Luis Weihmüller

Personal information
- Full name: Luis Francisco Weihmüller
- Date of birth: 5 August 1902
- Place of birth: Villa María, Córdoba, Argentina
- Date of death: 1963
- Position(s): Defender

Senior career*
- Years: Team / Apps / (Gls)
- 1923–1925: Belgrano de Córdoba
- 1925: River Plate
- 1926–1930: Sportivo Palermo

International career
- 1928–1930: Argentina

Medal record
Representing Argentina
Football
Olympic Games
| Silver medal – second place | 1928 Amsterdam | Football |
FIFA World Cup
| Silver medal – second place | 1930 Argentina | Football |

= Luis Weihmuller =

Argentine footballer

Luis Weihmüller (5 August 1902 - 1963) was an Argentine footballer. He was part of Argentina's squad for the 1928 Summer Olympics, but he did not play in any matches.

==Early life==
Weihmüller was born and lived his first years in San Carlos Centro, Argentina. He was born in 1902 (according to his family on the 5 August). He was the son of Swiss immigrants. As a child everyone called him "Sity".

==The 1928 Olympics==
Prior to the 1928 Olympics, Luis F. Weihmüller was summoned to join the Argentinian squad that had a number of players who would star two years later in the 1930 World Cup played in Uruguay.

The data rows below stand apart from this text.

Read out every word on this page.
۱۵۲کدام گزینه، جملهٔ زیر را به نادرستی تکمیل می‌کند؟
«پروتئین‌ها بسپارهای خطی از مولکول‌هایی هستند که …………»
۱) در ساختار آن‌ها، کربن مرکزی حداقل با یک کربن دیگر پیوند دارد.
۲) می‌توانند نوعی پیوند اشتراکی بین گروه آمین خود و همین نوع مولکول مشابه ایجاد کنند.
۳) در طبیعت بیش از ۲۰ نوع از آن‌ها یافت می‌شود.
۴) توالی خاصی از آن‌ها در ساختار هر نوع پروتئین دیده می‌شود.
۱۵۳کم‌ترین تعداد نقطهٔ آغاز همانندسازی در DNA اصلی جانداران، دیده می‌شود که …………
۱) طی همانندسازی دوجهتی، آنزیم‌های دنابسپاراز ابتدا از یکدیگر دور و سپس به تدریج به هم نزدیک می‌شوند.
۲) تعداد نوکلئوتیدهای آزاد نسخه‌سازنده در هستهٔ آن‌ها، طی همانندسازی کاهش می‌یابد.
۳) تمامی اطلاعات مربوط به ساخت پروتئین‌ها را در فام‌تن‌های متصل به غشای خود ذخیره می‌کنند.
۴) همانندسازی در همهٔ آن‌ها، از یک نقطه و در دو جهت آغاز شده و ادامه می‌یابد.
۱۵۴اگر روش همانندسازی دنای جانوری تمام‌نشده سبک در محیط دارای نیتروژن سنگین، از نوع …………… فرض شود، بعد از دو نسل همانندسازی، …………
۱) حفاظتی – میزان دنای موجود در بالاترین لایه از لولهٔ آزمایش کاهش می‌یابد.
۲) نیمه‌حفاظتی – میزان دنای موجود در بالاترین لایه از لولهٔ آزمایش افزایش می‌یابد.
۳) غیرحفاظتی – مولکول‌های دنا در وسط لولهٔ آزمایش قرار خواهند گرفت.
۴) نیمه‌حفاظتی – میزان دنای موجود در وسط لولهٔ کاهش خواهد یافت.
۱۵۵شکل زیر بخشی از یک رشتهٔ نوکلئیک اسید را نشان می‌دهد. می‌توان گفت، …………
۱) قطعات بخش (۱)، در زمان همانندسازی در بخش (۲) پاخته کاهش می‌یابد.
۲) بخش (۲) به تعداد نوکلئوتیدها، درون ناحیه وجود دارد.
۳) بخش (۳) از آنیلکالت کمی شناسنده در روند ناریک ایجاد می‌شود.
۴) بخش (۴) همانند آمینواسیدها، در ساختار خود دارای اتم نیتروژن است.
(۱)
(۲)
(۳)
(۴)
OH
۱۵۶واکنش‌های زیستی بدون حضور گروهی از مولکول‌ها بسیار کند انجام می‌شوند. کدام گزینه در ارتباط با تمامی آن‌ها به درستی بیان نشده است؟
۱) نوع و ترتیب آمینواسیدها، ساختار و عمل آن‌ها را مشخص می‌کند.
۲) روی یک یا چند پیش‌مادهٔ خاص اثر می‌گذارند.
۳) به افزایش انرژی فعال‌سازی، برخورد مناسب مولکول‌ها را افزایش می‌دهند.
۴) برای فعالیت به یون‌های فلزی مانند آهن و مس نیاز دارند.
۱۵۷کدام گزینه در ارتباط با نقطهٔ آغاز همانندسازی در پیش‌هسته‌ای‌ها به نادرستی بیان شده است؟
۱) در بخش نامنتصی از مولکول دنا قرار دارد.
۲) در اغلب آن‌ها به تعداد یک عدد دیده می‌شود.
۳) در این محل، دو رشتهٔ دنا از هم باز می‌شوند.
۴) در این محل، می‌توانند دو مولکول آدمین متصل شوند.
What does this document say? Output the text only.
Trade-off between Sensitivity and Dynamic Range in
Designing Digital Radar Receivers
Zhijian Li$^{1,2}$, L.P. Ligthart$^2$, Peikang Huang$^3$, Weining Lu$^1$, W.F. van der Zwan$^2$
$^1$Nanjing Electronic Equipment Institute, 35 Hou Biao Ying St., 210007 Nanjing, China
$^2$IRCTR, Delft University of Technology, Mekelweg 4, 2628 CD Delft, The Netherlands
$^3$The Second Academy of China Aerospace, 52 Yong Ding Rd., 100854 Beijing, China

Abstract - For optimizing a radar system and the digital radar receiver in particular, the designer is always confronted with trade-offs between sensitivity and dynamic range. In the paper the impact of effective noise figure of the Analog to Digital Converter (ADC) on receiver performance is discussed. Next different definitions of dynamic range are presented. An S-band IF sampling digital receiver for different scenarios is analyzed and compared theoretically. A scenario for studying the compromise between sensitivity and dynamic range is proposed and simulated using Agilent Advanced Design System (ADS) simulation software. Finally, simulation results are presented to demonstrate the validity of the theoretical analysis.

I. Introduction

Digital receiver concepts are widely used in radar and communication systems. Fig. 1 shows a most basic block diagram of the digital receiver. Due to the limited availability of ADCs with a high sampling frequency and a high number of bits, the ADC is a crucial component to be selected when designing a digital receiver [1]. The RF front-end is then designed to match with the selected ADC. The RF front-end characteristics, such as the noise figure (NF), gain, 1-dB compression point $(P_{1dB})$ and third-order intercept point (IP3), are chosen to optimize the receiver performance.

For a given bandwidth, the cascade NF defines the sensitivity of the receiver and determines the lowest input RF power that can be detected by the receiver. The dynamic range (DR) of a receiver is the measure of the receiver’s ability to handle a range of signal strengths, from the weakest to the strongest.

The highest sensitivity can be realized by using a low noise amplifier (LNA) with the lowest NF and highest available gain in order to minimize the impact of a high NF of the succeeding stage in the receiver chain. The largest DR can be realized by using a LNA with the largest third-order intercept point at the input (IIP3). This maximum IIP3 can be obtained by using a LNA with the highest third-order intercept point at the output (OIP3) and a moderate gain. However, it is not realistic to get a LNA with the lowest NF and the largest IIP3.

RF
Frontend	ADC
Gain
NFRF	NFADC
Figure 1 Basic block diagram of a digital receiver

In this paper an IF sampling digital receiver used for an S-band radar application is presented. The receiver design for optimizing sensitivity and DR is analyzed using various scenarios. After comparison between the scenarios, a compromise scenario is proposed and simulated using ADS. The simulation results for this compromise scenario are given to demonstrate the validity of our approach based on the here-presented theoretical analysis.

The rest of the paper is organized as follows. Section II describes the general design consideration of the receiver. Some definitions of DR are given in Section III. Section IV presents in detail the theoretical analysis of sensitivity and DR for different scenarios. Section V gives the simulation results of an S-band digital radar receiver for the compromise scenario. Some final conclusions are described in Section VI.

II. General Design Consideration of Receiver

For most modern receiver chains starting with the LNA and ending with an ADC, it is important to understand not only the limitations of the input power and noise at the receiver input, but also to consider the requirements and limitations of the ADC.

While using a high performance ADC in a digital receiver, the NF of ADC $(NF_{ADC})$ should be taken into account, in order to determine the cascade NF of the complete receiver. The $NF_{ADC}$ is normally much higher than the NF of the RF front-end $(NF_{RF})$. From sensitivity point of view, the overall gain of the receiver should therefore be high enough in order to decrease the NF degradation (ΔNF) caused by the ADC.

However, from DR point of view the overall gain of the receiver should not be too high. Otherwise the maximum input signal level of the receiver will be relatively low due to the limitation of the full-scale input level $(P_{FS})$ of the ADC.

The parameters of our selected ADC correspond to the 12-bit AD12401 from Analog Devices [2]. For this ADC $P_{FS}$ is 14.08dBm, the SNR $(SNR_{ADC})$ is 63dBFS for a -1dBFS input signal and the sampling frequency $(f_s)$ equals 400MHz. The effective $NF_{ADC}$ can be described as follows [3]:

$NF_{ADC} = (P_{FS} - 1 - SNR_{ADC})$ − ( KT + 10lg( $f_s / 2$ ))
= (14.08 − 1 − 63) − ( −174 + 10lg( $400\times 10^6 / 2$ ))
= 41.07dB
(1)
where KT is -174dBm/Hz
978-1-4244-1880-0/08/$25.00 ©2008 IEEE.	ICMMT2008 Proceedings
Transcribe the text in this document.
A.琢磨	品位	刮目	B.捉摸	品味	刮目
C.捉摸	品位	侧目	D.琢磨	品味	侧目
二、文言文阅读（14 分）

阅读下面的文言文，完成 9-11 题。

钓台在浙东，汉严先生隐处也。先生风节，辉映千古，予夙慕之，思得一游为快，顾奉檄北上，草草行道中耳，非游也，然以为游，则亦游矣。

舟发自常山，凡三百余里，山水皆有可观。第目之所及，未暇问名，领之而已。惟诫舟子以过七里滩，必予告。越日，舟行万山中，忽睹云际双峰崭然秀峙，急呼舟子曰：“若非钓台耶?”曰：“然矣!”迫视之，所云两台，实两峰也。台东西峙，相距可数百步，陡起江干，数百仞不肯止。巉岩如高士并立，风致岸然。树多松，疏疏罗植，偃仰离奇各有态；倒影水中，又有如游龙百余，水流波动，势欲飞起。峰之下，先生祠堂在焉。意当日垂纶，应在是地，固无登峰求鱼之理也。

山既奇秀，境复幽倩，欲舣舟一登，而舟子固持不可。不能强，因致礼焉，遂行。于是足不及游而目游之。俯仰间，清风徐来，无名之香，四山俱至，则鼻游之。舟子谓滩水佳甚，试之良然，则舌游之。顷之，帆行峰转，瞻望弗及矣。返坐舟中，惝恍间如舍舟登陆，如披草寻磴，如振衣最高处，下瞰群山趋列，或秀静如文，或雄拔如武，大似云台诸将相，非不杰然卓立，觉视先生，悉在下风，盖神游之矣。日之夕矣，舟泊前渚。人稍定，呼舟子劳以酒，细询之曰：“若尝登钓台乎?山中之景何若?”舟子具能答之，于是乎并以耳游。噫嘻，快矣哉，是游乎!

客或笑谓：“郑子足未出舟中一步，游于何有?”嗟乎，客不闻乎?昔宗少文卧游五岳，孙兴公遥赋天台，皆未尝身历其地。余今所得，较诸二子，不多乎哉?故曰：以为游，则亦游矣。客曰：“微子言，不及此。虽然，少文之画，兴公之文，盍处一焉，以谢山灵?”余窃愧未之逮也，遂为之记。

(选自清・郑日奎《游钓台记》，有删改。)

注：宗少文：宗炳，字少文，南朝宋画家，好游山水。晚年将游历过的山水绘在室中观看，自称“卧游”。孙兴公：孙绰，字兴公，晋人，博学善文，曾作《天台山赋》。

The strange thing was that, in those years, managers were not allowed in the rules to replace a player with another. Anyway, as a member of that squad, Weihmüller won a silver medal. In the Argentine squad, there were five other players from Sportivo Palermo, which was Weihmüller's current team: Fernando Paternoster, Adolfo Zumelzu, Ludovico Bidoglio, Herman, and Juan Evaristo.